I share these net worth updates to stay accountable, seek feedback on our strategy, and prove that achieving financial independence in Australia is feasible without relying on extraordinary luck or wealth. The table below tracks our journey from $36K in debt to reaching our goals. 🔥
I turned 35 in May, which firmly places me in my mid-thirties and the start of what some might call middle adulthood (35-49).
I’ve always been a ‘man with a plan’ kinda guy, and turning 35 got me thinking back to when I was 25, wondering where the younger Matt expected to be in 10 years’ time.
I had a few milestones I wanted to achieve:
- Married ✅
- Kids ✅ (one is a start)
- Home ✅
- Millionaire by 30 ❌
- Win a seniors flag ❌
- Live overseas ✅
- Reach financial freedom ❌
- Escaped the corporate grind ✅❌ (I still do some ‘grindy’ stuff for my business)
- Maintain good health and fitness ✅
- Write a book ❌
- Buy a Tesla ❌
There was probably more, but that’s all I can think of.
The 25-year-old me would probably be quite shocked that I haven’t reached FIRE yet. We were on track to get there well and truly before 35 with no show-stoppers in the way.
I had the right job, a low-cost-of-living area, and an amazing partner who was on the same page.
What happened, dude?
Well, heaps, actually.
The main factor being how fantastic meaningful work, blended with a better work-life, could be. This combination greatly diminishes the urge to race towards financial freedom.
I would have loved to have sat down and told my younger self to head overseas sooner rather than wait another four years.
That trip was the catalyst for a lot of great stuff that’s in my life right now.
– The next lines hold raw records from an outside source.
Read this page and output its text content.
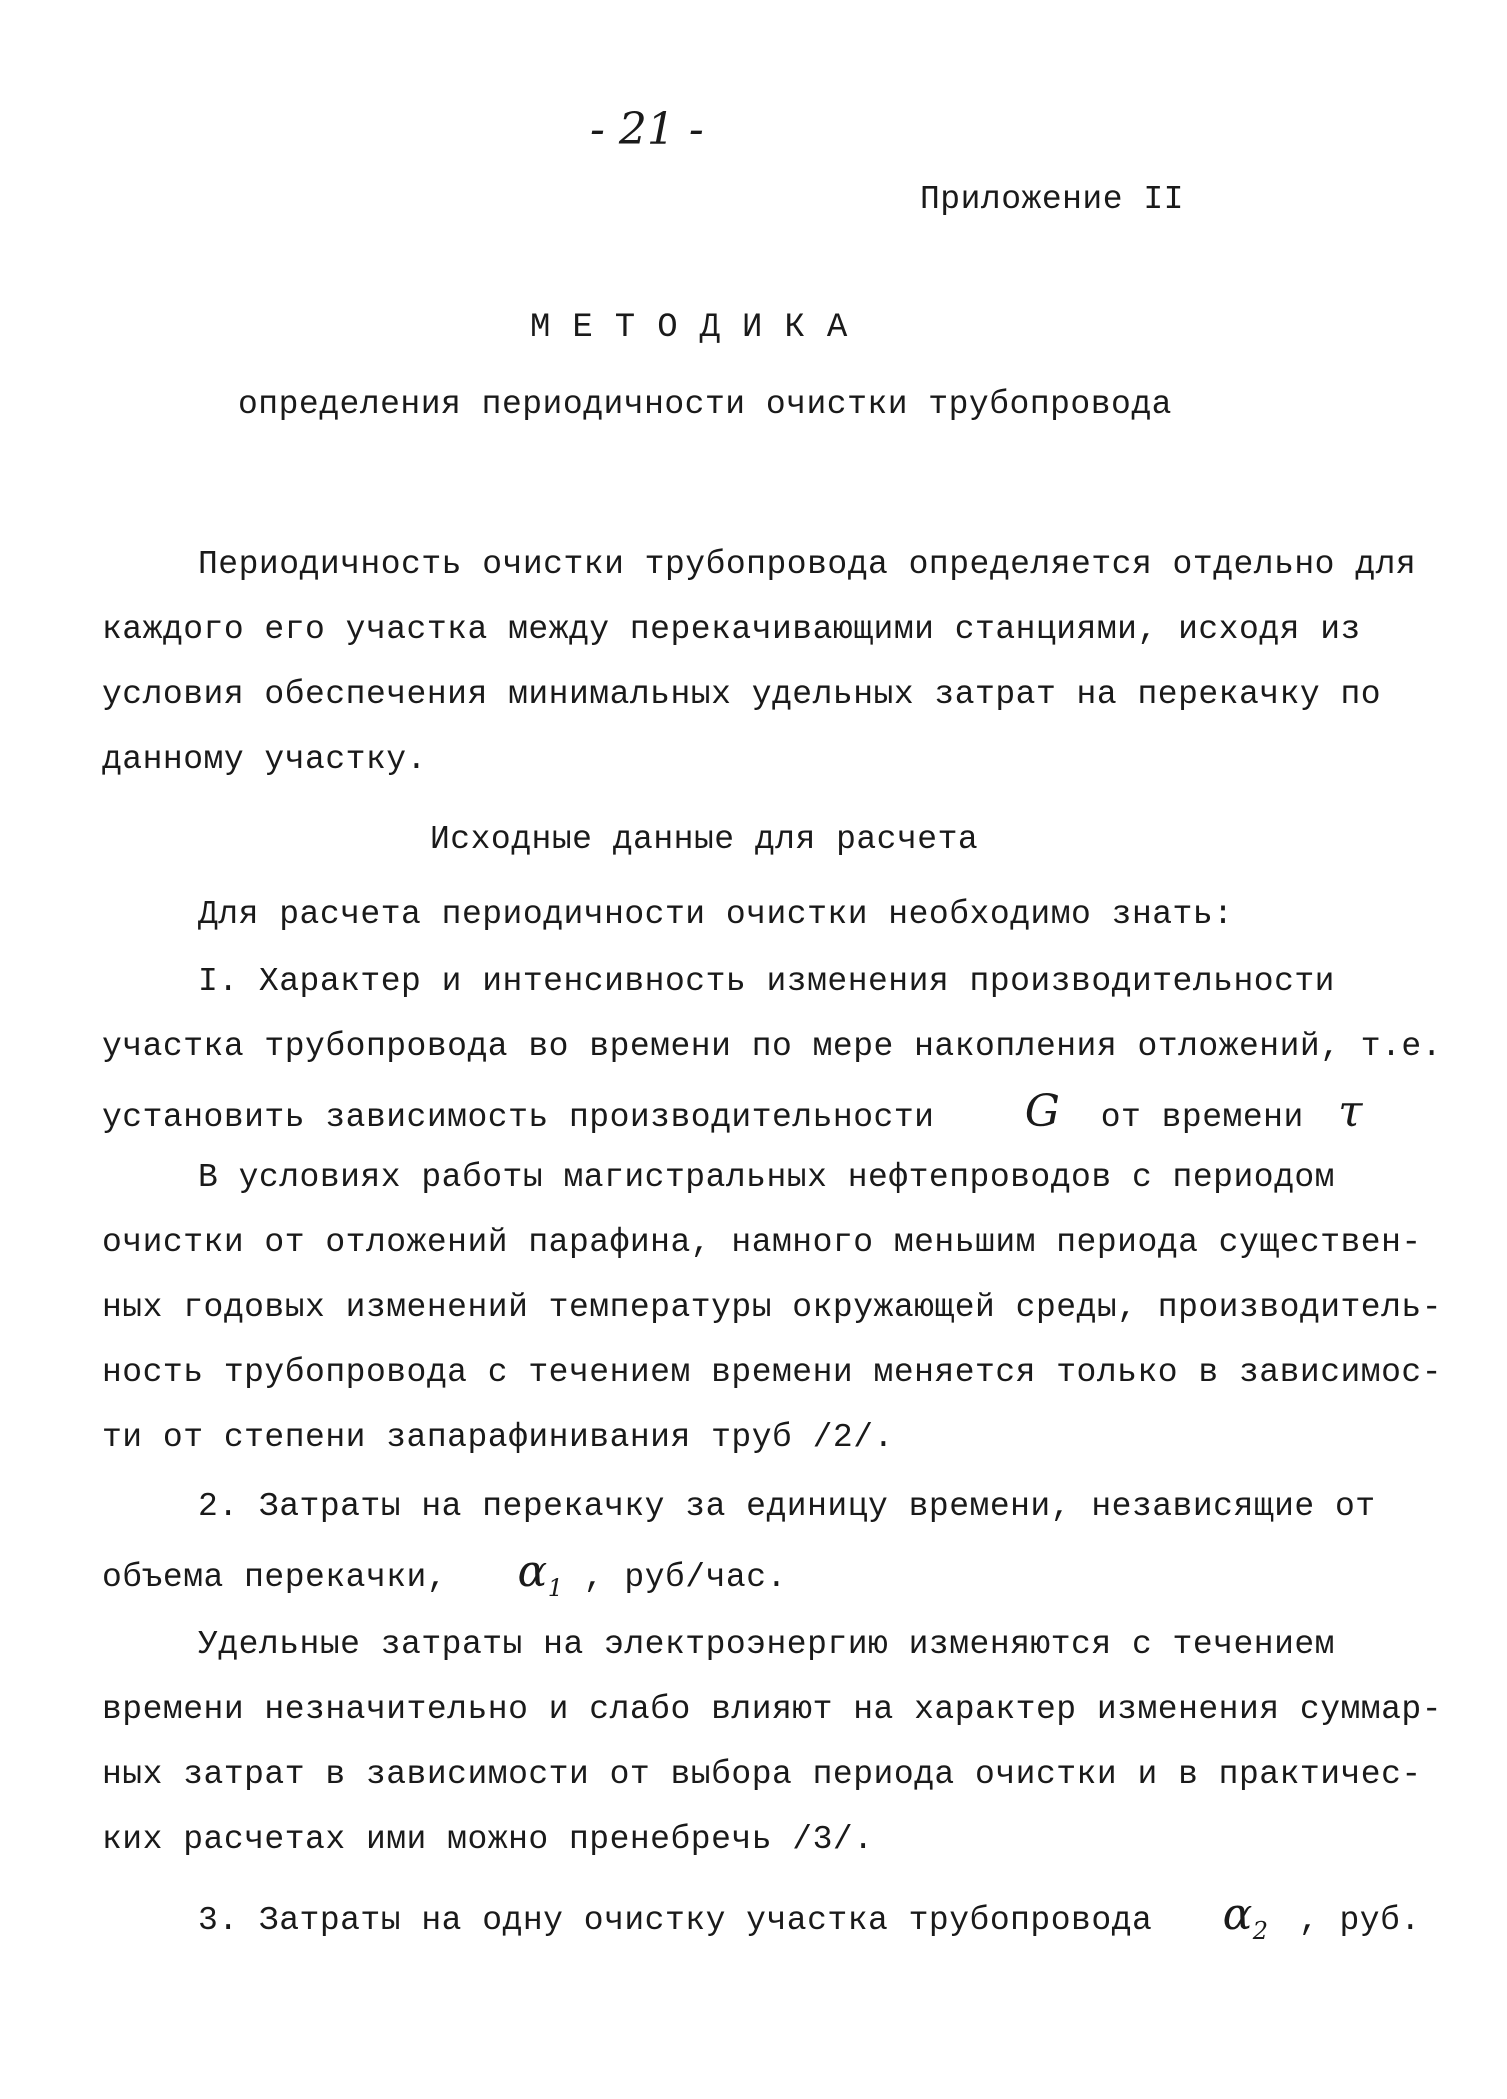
- 21 -
Приложение II
МЕТОДИКА
определения периодичности очистки трубопровода
Периодичность очистки трубопровода определяется отдельно для
каждого его участка между перекачивающими станциями, исходя из
условия обеспечения минимальных удельных затрат на перекачку по
данному участку.
Исходные данные для расчета
Для расчета периодичности очистки необходимо знать:
I. Характер и интенсивность изменения производительности
участка трубопровода во времени по мере накопления отложений, т.е.
установить зависимость производительности G от времени τ
В условиях работы магистральных нефтепроводов с периодом
очистки от отложений парафина, намного меньшим периода существен-
ных годовых изменений температуры окружающей среды, производитель-
ность трубопровода с течением времени меняется только в зависимос-
ти от степени запарафинивания труб /2/.
2. Затраты на перекачку за единицу времени, независящие от
объема перекачки, $\alpha_1$ , руб/час.
Удельные затраты на электроэнергию изменяются с течением
времени незначительно и слабо влияют на характер изменения суммар-
ных затрат в зависимости от выбора периода очистки и в практичес-
ких расчетах ими можно пренебречь /3/.
3. Затраты на одну очистку участка трубопровода $\alpha_2$ , руб.
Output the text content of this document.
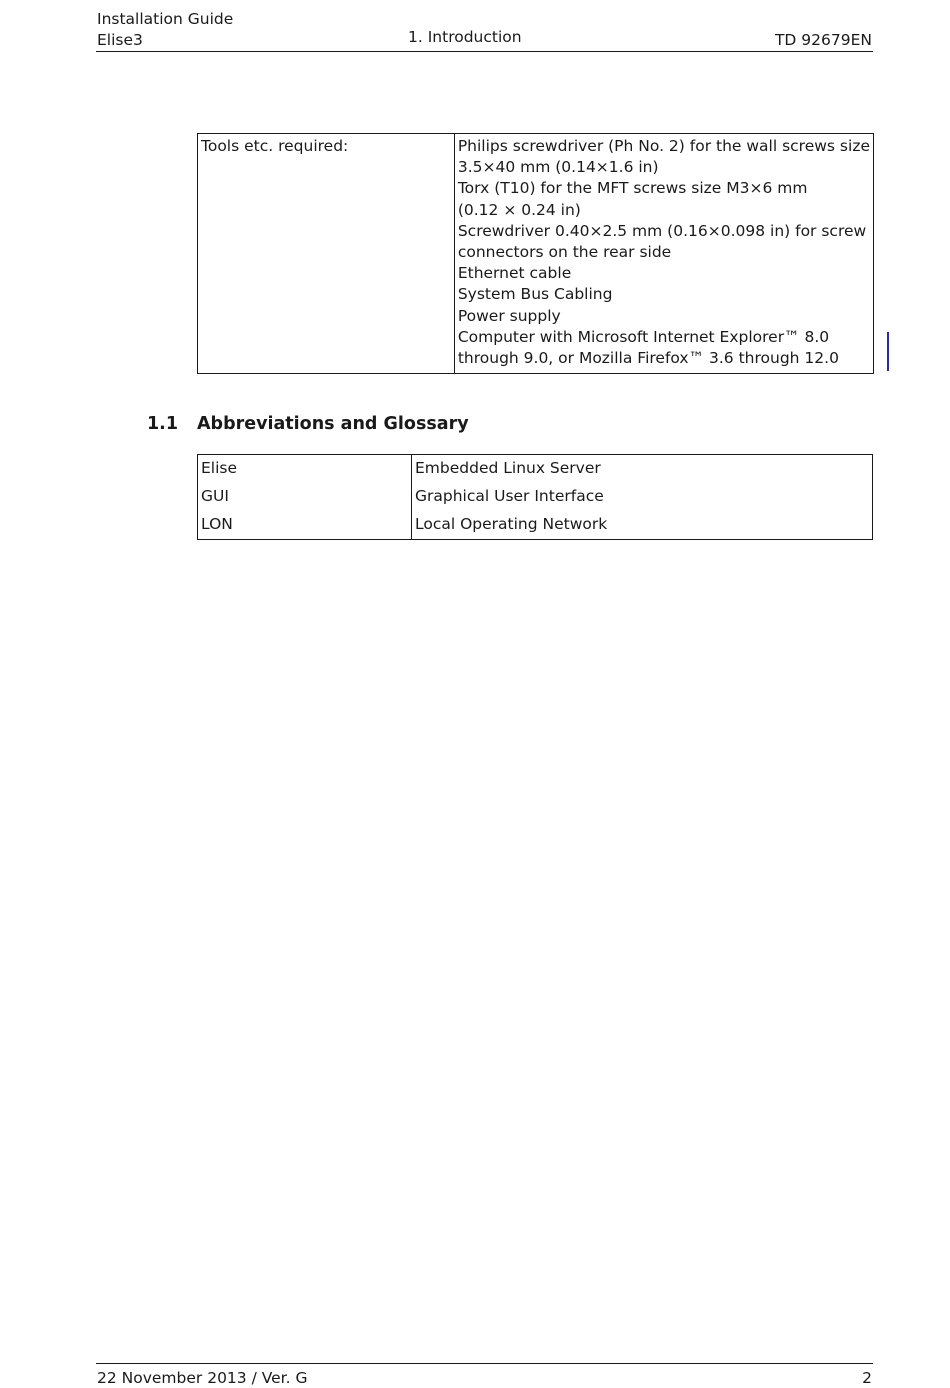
Installation Guide
Elise3	1. Introduction	TD 92679EN
Tools etc. required:	Philips screwdriver (Ph No. 2) for the wall screws size
3.5×40 mm (0.14×1.6 in)
Torx (T10) for the MFT screws size M3×6 mm
(0.12 × 0.24 in)
Screwdriver 0.40×2.5 mm (0.16×0.098 in) for screw
connectors on the rear side
Ethernet cable
System Bus Cabling
Power supply
Computer with Microsoft Internet Explorer™ 8.0
through 9.0, or Mozilla Firefox™ 3.6 through 12.0
1.1 Abbreviations and Glossary
Elise	Embedded Linux Server
GUI	Graphical User Interface
LON	Local Operating Network
22 November 2013 / Ver. G	2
I’m still working on the rest of the list that isn’t tied to a specific age (this includes my football career 😅).
You bet I’ve been watching the latest Model Y price drops with great interest.
I think the Tesla might turn from a red cross to a green tick any month now 😎🚗
Net Worth Update
Decent month all around with the big influx of cash coming from a recent contract.
.
*Expenses include everything we spend money on to maintain our lifestyle. We do not include paying down our PPoR loan as an expense, only the interest
*Investment income is simply 4% of our FIRE portfolio divided by 12
Our passive income has never been this close to covering our expenses! It won’t be long before it crosses over. At that point, I might reduce these updates, as my goal was to continue them until our passive income exceeded our expenses. I’ll write more about this as we get closer to reaching this milestone.
Shares
The above graph was created by Sharesight
Solid month all around.
Question: Why do we have A200 & VAS?
Answer: We started buying A200 in August 2018 after Vanguard didn’t lower their MER to match A200. Practically speaking, A200 and VAS are almost identical so it makes sense to go with the lower MER. As an added benefit, I like the fund diversification between Vanguard and Betashares. We decided to hold both after making the switch since it doesn’t have any impact other than some extra accounting work once a year.
Does have VEU, an American domiciled ETF, cause you any tax issues? What does this mean at tax time for you?
Nope. I just have to fill out the W-8BEN form every 3 or so years.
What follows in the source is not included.